> 2012-07-13 22:37, David Starner wrote:
>> Wikipedia says "The Unicode standard recommends against the BOM for
>> UTF-8." and refers to page 30 of the Unicode Standard, version 6.0,
>> that says "Use of a BOM is neither required nor recommended for
>> UTF-8..." Calling it a myth seems bizarre.
> “Not recommended” is distinct from “recommends against”.

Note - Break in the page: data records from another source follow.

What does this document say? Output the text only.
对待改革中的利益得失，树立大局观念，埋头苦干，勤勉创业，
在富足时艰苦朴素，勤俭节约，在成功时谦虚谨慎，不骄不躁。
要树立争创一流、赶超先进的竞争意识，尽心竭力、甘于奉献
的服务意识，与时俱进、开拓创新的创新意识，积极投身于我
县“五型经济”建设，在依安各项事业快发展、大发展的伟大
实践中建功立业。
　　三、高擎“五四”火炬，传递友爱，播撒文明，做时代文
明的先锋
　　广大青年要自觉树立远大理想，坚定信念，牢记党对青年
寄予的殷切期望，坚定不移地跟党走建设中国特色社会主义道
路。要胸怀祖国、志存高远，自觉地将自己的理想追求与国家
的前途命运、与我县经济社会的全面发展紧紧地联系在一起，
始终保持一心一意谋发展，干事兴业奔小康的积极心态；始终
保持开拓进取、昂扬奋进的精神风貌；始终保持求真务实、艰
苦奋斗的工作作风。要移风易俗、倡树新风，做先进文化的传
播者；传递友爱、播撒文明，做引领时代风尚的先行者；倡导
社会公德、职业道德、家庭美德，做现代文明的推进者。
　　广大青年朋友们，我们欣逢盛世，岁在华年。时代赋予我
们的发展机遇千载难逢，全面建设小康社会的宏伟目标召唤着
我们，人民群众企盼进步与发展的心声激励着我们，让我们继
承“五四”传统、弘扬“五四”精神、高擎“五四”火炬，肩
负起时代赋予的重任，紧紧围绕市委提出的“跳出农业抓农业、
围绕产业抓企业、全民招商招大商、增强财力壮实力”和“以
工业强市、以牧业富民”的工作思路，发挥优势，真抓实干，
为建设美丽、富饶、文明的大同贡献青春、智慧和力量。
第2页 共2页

I disagree; the meaning of the two phrases overlaps in my idolect, and
while it would be somewhat laconic, I might use "not recommended" to
mean "if you insist on doing that, please give us a chance to get the
fire extinguisher first",

> A
> more appropriate formulation would be “Use of a BOM is not required for BOM,
> but may be used as a signature that indicates, with practical certainty,
> that data is UTF-8 encoded.”

In the environment that UTF-8 was developed for, a BOM is a nuisance;
a BOM will stop the shell from properly interpreting a hashbang, and
other existing programs will lose the BOM, duplicate the BOM, and
scatter BOMs throughout files. Given the number of text-like file
formats (like old-school PNM) and number of scripts depending on
existing behavior, these aren't going to be changed.

As I said before, Unicode simplified but did not solve the fact that
text from other operating systems requires some modification before
working just right. But I don't think that Unicode should recommend
unconditionally the UTF-8 BOM, because it is problematic in the field
of use UTF-8 was created for and is still used for.